In the general case, for a given collection, there can be as many implicit schemas as there are documents. In the minimal case, there is no schema (if the collection is empty) or one schema if all documents comply to the same implicit schema. In contrast, in the relational tables, all rows always comply to the table definition.

Schema Enforcement

A relation enforces the structure of its rows. In contrast, a collections does not enforce the structure of its documents. As long as a document is in a consistent data type (e.g. JSON), it can be stored in any collection.

In a given collection it is possible that all documents have the same internal structure. In this case they would all follow the same schema. In the extreme case, each document has its own structure not shared by any other document and that then means that each document has its own schema. A collection does not enforce the schema of its documents.

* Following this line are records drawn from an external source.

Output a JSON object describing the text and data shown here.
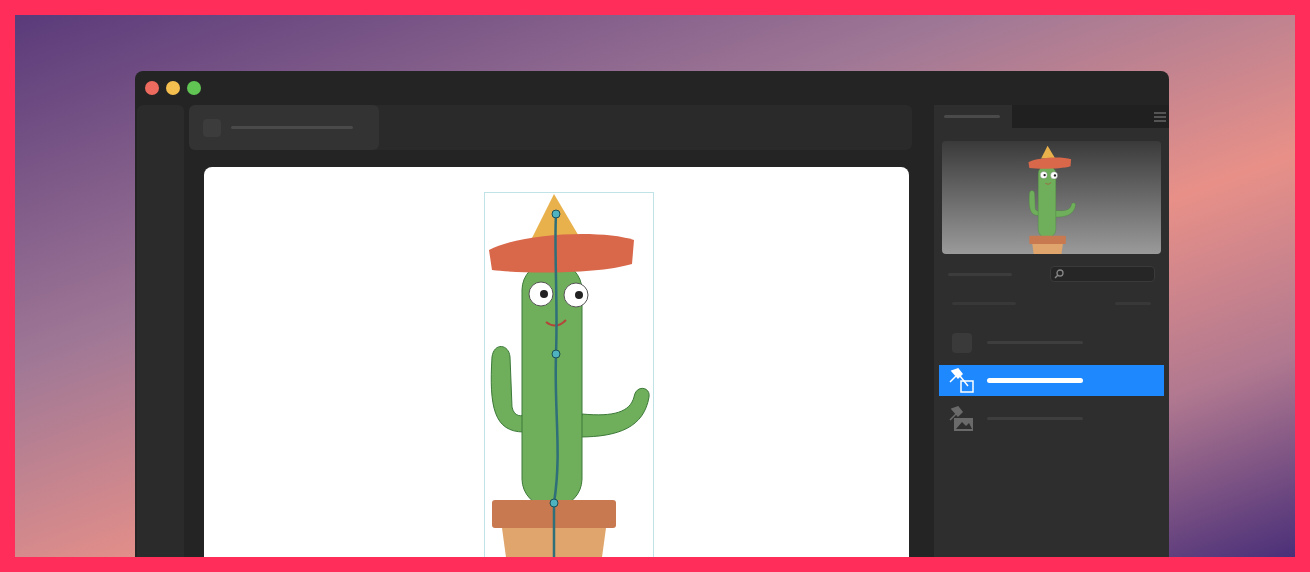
{
  "layers": [
    {
      "kind": "blank",
      "selected": false
    },
    {
      "kind": "pin",
      "selected": true
    },
    {
      "kind": "image",
      "selected": false
    }
  ]
}
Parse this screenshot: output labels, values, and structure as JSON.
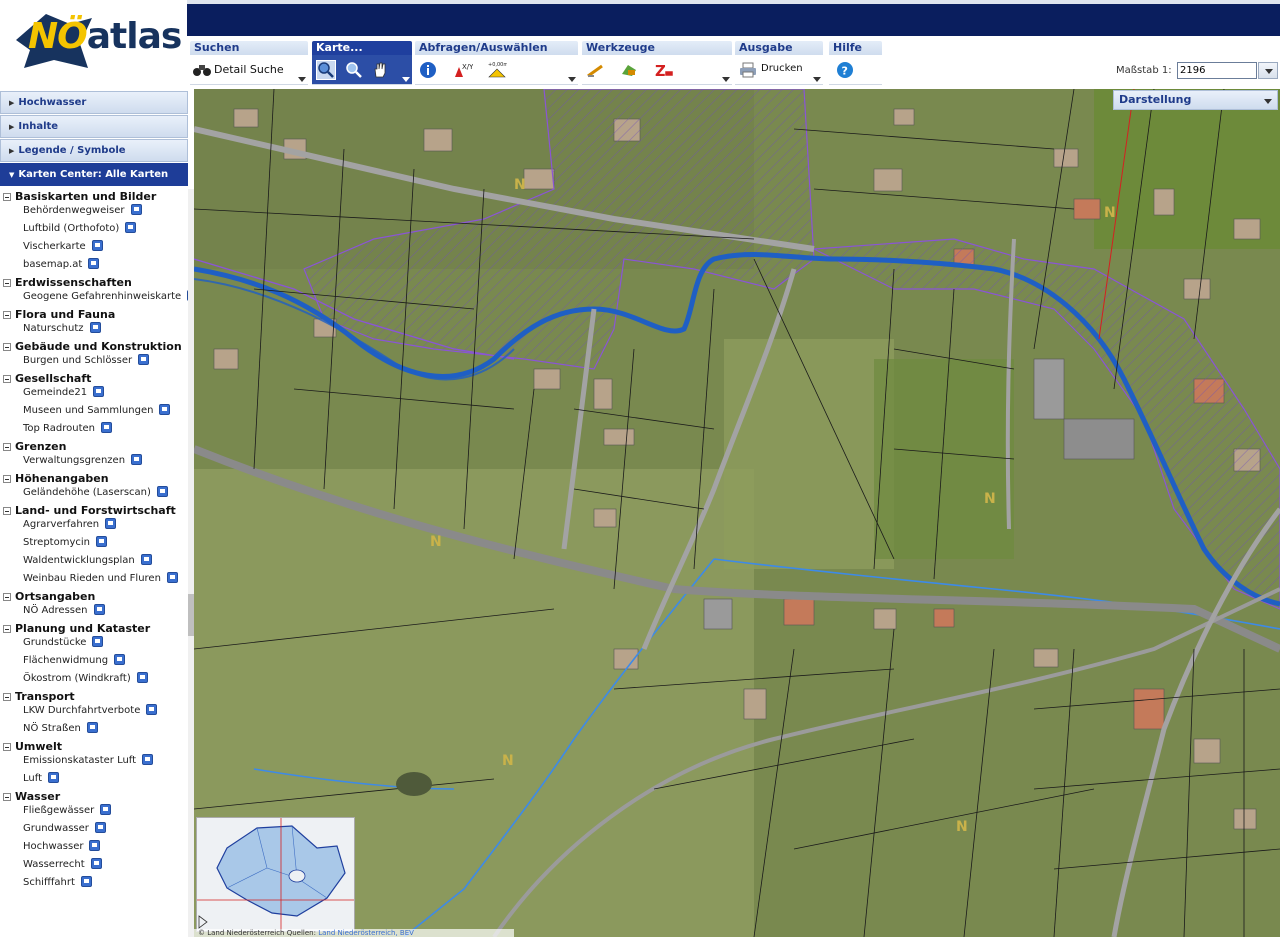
{
  "logo": {
    "prefix": "NÖ",
    "suffix": "atlas"
  },
  "toolbar": {
    "groups": [
      {
        "title": "Suchen",
        "detail_search_label": "Detail Suche"
      },
      {
        "title": "Karte..."
      },
      {
        "title": "Abfragen/Auswählen"
      },
      {
        "title": "Werkzeuge"
      },
      {
        "title": "Ausgabe",
        "print_label": "Drucken"
      },
      {
        "title": "Hilfe"
      }
    ],
    "icons": {
      "binoculars": "binoculars-icon",
      "zoom_in": "zoom-in-icon",
      "zoom_out": "zoom-out-icon",
      "pan": "pan-hand-icon",
      "info": "info-icon",
      "xy": "xy-coordinate-icon",
      "distance": "distance-icon",
      "measure": "measure-icon",
      "area": "area-icon",
      "erase": "erase-icon",
      "print": "printer-icon",
      "help": "help-icon"
    }
  },
  "scale": {
    "label": "Maßstab 1:",
    "value": "2196"
  },
  "sidebar": {
    "panels": [
      {
        "label": "Hochwasser",
        "expanded": false
      },
      {
        "label": "Inhalte",
        "expanded": false
      },
      {
        "label": "Legende / Symbole",
        "expanded": false
      },
      {
        "label": "Karten Center: Alle Karten",
        "expanded": true
      }
    ],
    "categories": [
      {
        "name": "Basiskarten und Bilder",
        "items": [
          "Behördenwegweiser",
          "Luftbild (Orthofoto)",
          "Vischerkarte",
          "basemap.at"
        ]
      },
      {
        "name": "Erdwissenschaften",
        "items": [
          "Geogene Gefahrenhinweiskarte"
        ]
      },
      {
        "name": "Flora und Fauna",
        "items": [
          "Naturschutz"
        ]
      },
      {
        "name": "Gebäude und Konstruktion",
        "items": [
          "Burgen und Schlösser"
        ]
      },
      {
        "name": "Gesellschaft",
        "items": [
          "Gemeinde21",
          "Museen und Sammlungen",
          "Top Radrouten"
        ]
      },
      {
        "name": "Grenzen",
        "items": [
          "Verwaltungsgrenzen"
        ]
      },
      {
        "name": "Höhenangaben",
        "items": [
          "Geländehöhe (Laserscan)"
        ]
      },
      {
        "name": "Land- und Forstwirtschaft",
        "items": [
          "Agrarverfahren",
          "Streptomycin",
          "Waldentwicklungsplan",
          "Weinbau Rieden und Fluren"
        ]
      },
      {
        "name": "Ortsangaben",
        "items": [
          "NÖ Adressen"
        ]
      },
      {
        "name": "Planung und Kataster",
        "items": [
          "Grundstücke",
          "Flächenwidmung",
          "Ökostrom (Windkraft)"
        ]
      },
      {
        "name": "Transport",
        "items": [
          "LKW Durchfahrtverbote",
          "NÖ Straßen"
        ]
      },
      {
        "name": "Umwelt",
        "items": [
          "Emissionskataster Luft",
          "Luft"
        ]
      },
      {
        "name": "Wasser",
        "items": [
          "Fließgewässer",
          "Grundwasser",
          "Hochwasser",
          "Wasserrecht",
          "Schifffahrt"
        ]
      }
    ]
  },
  "map": {
    "darstellung_label": "Darstellung",
    "copyright": "© Land Niederösterreich",
    "source_label": "Quellen:",
    "source_link": "Land Niederösterreich, BEV",
    "colors": {
      "river": "#1f5fc4",
      "flood_zone": "#8a55d6",
      "parcel_lines": "#1a1a1a",
      "road": "#8a8a8a"
    }
  }
}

If document schemas have to be enforced, it can only be done outside the document database, either by the code that writes documents to collections (database inbound) or by the code that reads documents from collections (database outbound). In the inbound case, this ensures that all documents are actually of a given structure. In the outbound case, documents that do not comply will never be processed or they will be changed on the fly in order to comply. Alternatively, the reading ocde can throw an exception if it finds a non-compliant document and then the document can be processed in order to make it compliant.

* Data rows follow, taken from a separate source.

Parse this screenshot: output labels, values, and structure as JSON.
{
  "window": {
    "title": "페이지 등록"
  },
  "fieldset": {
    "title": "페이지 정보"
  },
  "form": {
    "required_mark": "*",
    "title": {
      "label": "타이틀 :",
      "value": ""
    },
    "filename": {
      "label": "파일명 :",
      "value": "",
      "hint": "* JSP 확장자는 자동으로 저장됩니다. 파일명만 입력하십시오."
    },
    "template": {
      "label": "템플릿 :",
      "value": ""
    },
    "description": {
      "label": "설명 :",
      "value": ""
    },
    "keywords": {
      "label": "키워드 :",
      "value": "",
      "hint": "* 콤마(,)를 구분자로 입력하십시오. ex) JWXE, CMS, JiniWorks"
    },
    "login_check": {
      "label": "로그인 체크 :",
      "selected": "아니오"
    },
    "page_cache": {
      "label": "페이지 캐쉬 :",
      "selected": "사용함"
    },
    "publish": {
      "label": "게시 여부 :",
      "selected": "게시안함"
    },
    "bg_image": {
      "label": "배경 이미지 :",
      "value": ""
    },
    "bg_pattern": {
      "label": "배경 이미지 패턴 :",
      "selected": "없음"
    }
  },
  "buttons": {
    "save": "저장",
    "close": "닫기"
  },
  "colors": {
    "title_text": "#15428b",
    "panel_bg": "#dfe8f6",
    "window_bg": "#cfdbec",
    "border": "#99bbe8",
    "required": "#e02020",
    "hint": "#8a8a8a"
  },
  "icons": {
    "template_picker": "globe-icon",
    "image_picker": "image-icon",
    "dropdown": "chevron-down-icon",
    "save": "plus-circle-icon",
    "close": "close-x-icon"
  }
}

Querying and Programming Model

In a relational world database queries can assume that all rows in a table are of the same structure and of the appropriate type. The programs accessing the database and retrieving tuples can assume the same. From a programming model perspective there is no variation as the structure is fixed and therefore predictable.

Accessing a document-oriented database is different as neither the queries nor the accessing programs can assume any particular document structure (as the database systems does not enforce any structure). Assumptions can only be made if a fixed document schema or a fixed set of variations is enforced elsewhere by convention. This requires that the programming model is extremely aware of the potential variety and has to understand how to deal with this variety.

Discussion

With all these dynamic possibilities, it is therefore no problem to store relational data into a document-oriented database management system. A document-oriented database management system can deal with structured data, even though it cannot enforce the structure. Even in the case that relations change over time can be handled by a document-oriented database system as it allows documents changing their shape over time.

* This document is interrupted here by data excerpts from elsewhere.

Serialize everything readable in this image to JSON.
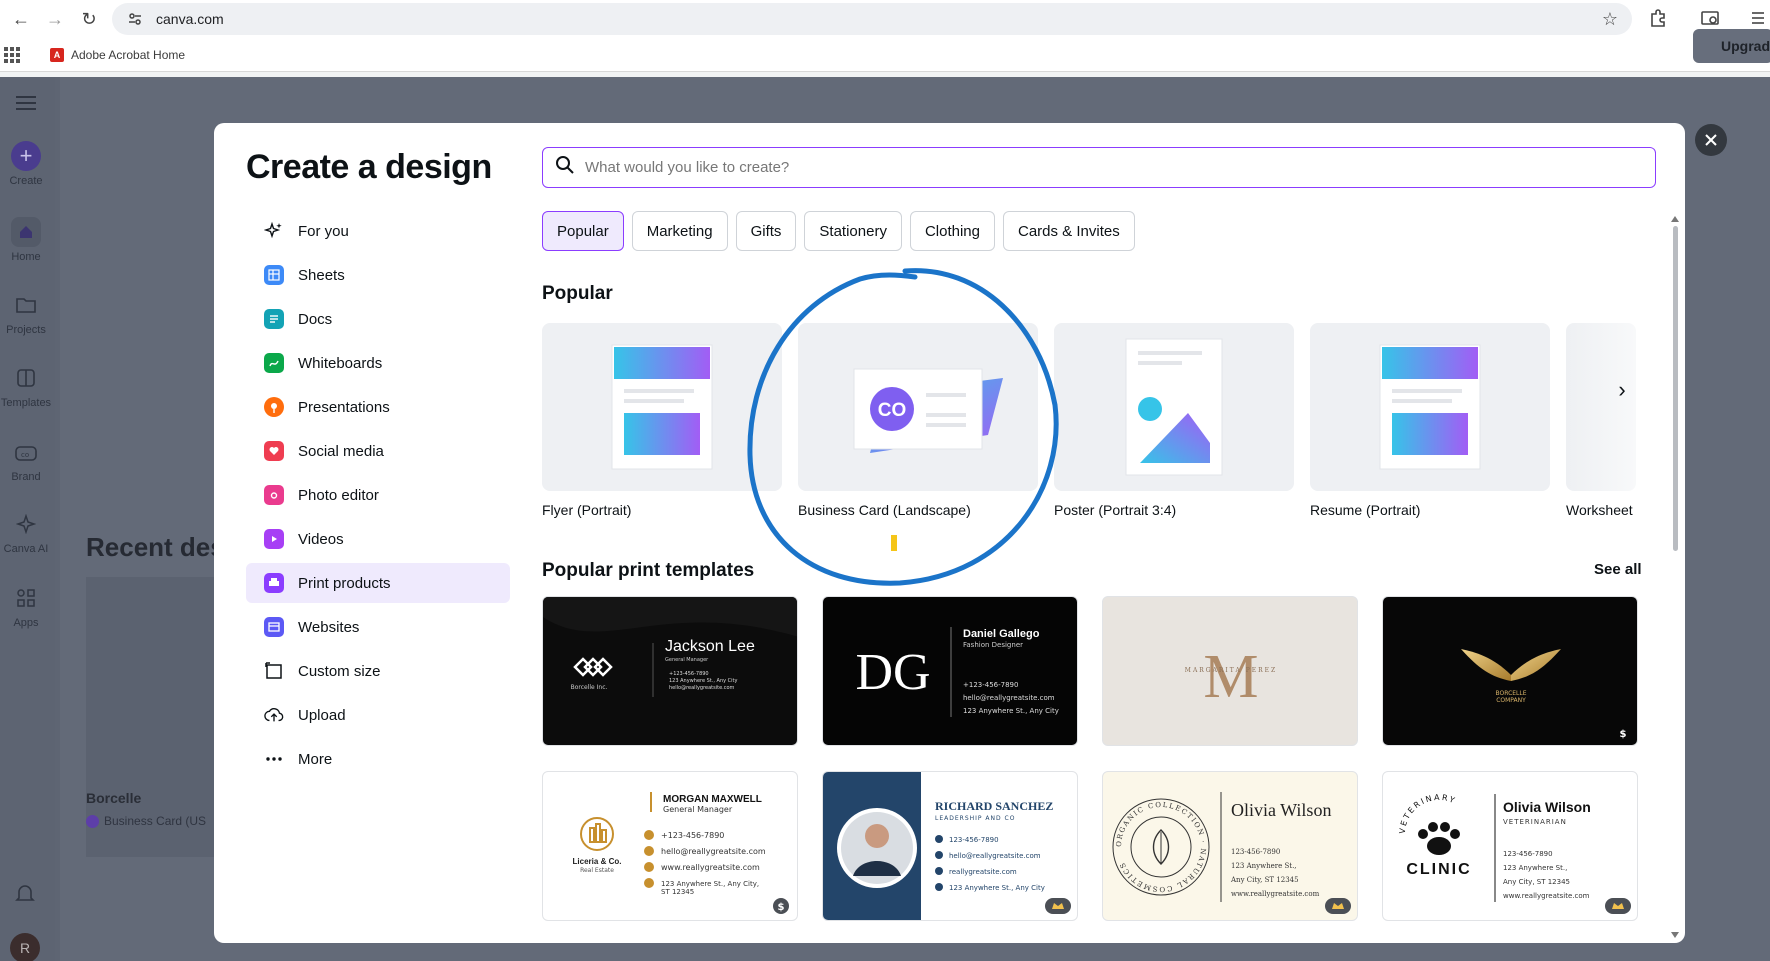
{
  "browser": {
    "url": "canva.com",
    "bookmark": "Adobe Acrobat Home"
  },
  "app": {
    "rail": [
      {
        "label": "Create",
        "icon": "plus-icon"
      },
      {
        "label": "Home",
        "icon": "home-icon"
      },
      {
        "label": "Projects",
        "icon": "folder-icon"
      },
      {
        "label": "Templates",
        "icon": "templates-icon"
      },
      {
        "label": "Brand",
        "icon": "brand-icon"
      },
      {
        "label": "Canva AI",
        "icon": "sparkle-icon"
      },
      {
        "label": "Apps",
        "icon": "apps-icon"
      }
    ],
    "recent_title": "Recent des",
    "recent_item_name": "Borcelle",
    "recent_item_sub": "Business Card (US",
    "upgrade_label": "Upgrad",
    "avatar_letter": "R"
  },
  "modal": {
    "title": "Create a design",
    "search_placeholder": "What would you like to create?",
    "menu": [
      {
        "label": "For you",
        "icon": "sparkle-icon",
        "color": "#0d1216"
      },
      {
        "label": "Sheets",
        "icon": "sheets-icon",
        "color": "#3d8af7"
      },
      {
        "label": "Docs",
        "icon": "docs-icon",
        "color": "#13a3b5"
      },
      {
        "label": "Whiteboards",
        "icon": "whiteboard-icon",
        "color": "#0ba84a"
      },
      {
        "label": "Presentations",
        "icon": "presentation-icon",
        "color": "#ff6d0d"
      },
      {
        "label": "Social media",
        "icon": "heart-icon",
        "color": "#ef3d51"
      },
      {
        "label": "Photo editor",
        "icon": "camera-icon",
        "color": "#ea3b8e"
      },
      {
        "label": "Videos",
        "icon": "video-icon",
        "color": "#a73ff5"
      },
      {
        "label": "Print products",
        "icon": "print-icon",
        "color": "#8b3dff"
      },
      {
        "label": "Websites",
        "icon": "website-icon",
        "color": "#5c59f5"
      },
      {
        "label": "Custom size",
        "icon": "custom-size-icon",
        "color": "#0d1216"
      },
      {
        "label": "Upload",
        "icon": "upload-icon",
        "color": "#0d1216"
      },
      {
        "label": "More",
        "icon": "more-icon",
        "color": "#0d1216"
      }
    ],
    "active_menu": "Print products",
    "chips": [
      "Popular",
      "Marketing",
      "Gifts",
      "Stationery",
      "Clothing",
      "Cards & Invites"
    ],
    "active_chip": "Popular",
    "popular_title": "Popular",
    "popular_items": [
      {
        "label": "Flyer (Portrait)"
      },
      {
        "label": "Business Card (Landscape)",
        "thumb_text": "CO"
      },
      {
        "label": "Poster (Portrait 3:4)"
      },
      {
        "label": "Resume (Portrait)"
      },
      {
        "label": "Worksheet"
      }
    ],
    "print_title": "Popular print templates",
    "see_all": "See all",
    "templates_row1": [
      {
        "name": "Jackson Lee",
        "role": "General Manager",
        "brand": "Borcelle Inc.",
        "lines": [
          "+123-456-7890",
          "123 Anywhere St., Any City",
          "hello@reallygreatsite.com"
        ]
      },
      {
        "name": "Daniel Gallego",
        "role": "Fashion Designer",
        "monogram": "DG",
        "lines": [
          "+123-456-7890",
          "hello@reallygreatsite.com",
          "123 Anywhere St., Any City"
        ]
      },
      {
        "monogram": "M",
        "name": "MARGARITA PEREZ"
      },
      {
        "brand": "BORCELLE",
        "brand2": "COMPANY",
        "badge": "$"
      }
    ],
    "templates_row2": [
      {
        "name": "MORGAN MAXWELL",
        "role": "General Manager",
        "brand": "Liceria & Co.",
        "brand2": "Real Estate",
        "lines": [
          "+123-456-7890",
          "hello@reallygreatsite.com",
          "www.reallygreatsite.com",
          "123 Anywhere St., Any City,",
          "ST 12345"
        ],
        "badge": "$"
      },
      {
        "name": "RICHARD SANCHEZ",
        "role": "LEADERSHIP AND CO",
        "lines": [
          "123-456-7890",
          "hello@reallygreatsite.com",
          "reallygreatsite.com",
          "123 Anywhere St., Any City"
        ],
        "badge": "crown"
      },
      {
        "name": "Olivia Wilson",
        "ring": "ORGANIC COLLECTION · NATURAL COSMETICS",
        "lines": [
          "123-456-7890",
          "123 Anywhere St.,",
          "Any City, ST 12345",
          "www.reallygreatsite.com"
        ],
        "badge": "crown"
      },
      {
        "name": "Olivia Wilson",
        "role": "VETERINARIAN",
        "brand": "CLINIC",
        "arc": "VETERINARY",
        "lines": [
          "123-456-7890",
          "123 Anywhere St.,",
          "Any City, ST 12345",
          "www.reallygreatsite.com"
        ],
        "badge": "crown"
      }
    ]
  },
  "colors": {
    "accent": "#8b3dff",
    "annotation": "#1b74c9"
  }
}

Coming back to the initial question: The ‘schema-less-ness’ of document oriented databases is touted as a major plus and advantage for these systems. Why is that? The answer might lie in the ease that allows to store documents with different implicit schemas in the same collection.

Big caveat: Storing documents of different schemas is ‘easy’. However, that pushes the complexity of dealing with documents of different implicit schemas to the programming model: it has to be able to deal with the variation. And for the most part, I believe this is uncharted territory as there are no programming language constructs that allow to characterize variation during processing.